Researchers from Monash University in Australia have published an overview of risk factors and potential protective ones in Parkinson’s disease. Published in the journal The Conversation, the article highlights how little is really known about this devastating disease.
Age is among the known risk factors, but age in itself is likely merely acting to increase vulnerability to neurodegenerative changes. When people age, protein breakdown and mitochondrial activity in the form of energy production get less effective, contributing to cell death in Parkinson’s disease. Cell death is also increased by accumulation of iron in the brain, increasing harmful oxidative reactions.
The article, “What we know and suspect about the causes of Parkinson’s disease,” continues with touching on genetics – another frequently cited cause of Parkinson’s. Despite genes often being suspected to impact risk, only about 5 percent of familial Parkinson’s cases are caused by simple inherited mutations. In another 15 percent with a family history of Parkinson’s disease, the genetic contribution is far from simple, with a multitude of genes likely interacting with each other and the environment, increasing risk in an intricate manner. Also, researchers have still not outlined the function of all genes suspected to be involved in the development of the disease.
Among known environmental factors, toxins have a special position with very strong links to the development of Parkinson’s disease. Pesticides such as rotenone and paraquat have been linked to the neurodegenerative condition in numerous studies, and are, in fact, used to induce neurodegeneration in a Parkinson’s-like pattern in animal models of the disease.
An unfortunate circumstance also produced direct evidence of the deleterious effects of toxins on the brain. In the 1980s, a group of drug addicts ended up with Parkinson’s symptoms after injecting drugs contaminated with MPTP, a chemical similar to paraquat.
Studies show that repeated exposure to these chemicals almost doubled the risk of developing Parkinson’s, from 1 to 2 percent in the general population, to 2 to 4 percent in people over age 50.

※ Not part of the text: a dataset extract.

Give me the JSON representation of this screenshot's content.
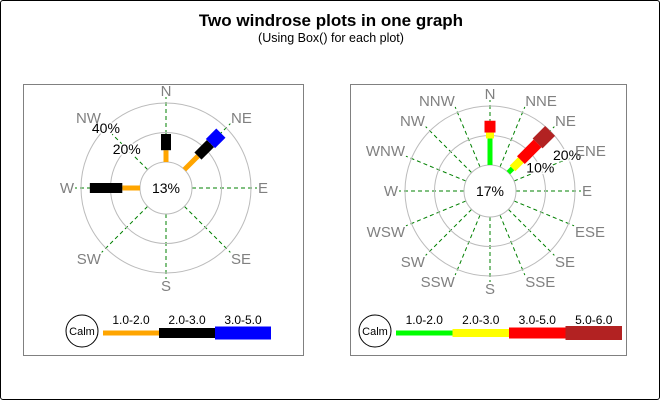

Among toxins, metals are often thoroughly examined, and while studies of heavy metals have produced inconsistent results, long-term exposure to manganese produces Parkinson’s symptoms. As previously mentioned, researchers have noted high levels of brain iron in patients, and experiments show that exposing animals to iron during development increases the risk of Parkinson’s symptoms as they age.
All these risk factors are relatively well studied. Head trauma, on the other hand, is suspected to increase Parkinson’s risk, but researchers tend to disagree on this, with some finding supportive evidence while others don’t. Boxing, in particular, has been pointed out as a risk, but that claim has not yet been supported by scientific evidence.
Studies instead seem to indicate that the particular type of head trauma might be relevant to risk, and research investigating concussions, or head trauma where a person lost consciousness, are usually associated with higher risks than other types of head injuries.
As with risks, numerous factors have been proposed to protect people from developing Parkinson’s disease. Among antioxidants, vitamins, and smoking, caffeine intake sticks out as a factor that has repeatedly shown to be associated with a lower risk of developing the disease. Most of these studies have, however, been of a type that cannot determine causation, so large prospective studies are needed to get a clearer picture of factors increasing risk as well as those that might be protective.
Research is, however, hampered by the lack of markers and diagnostic tests for Parkinson’s disease. The authors of the overview state that a huge effort is needed to advance the knowledge of Parkinson’s disease, involving not only researchers, but also the health sector, governments, private stakeholders, and the community.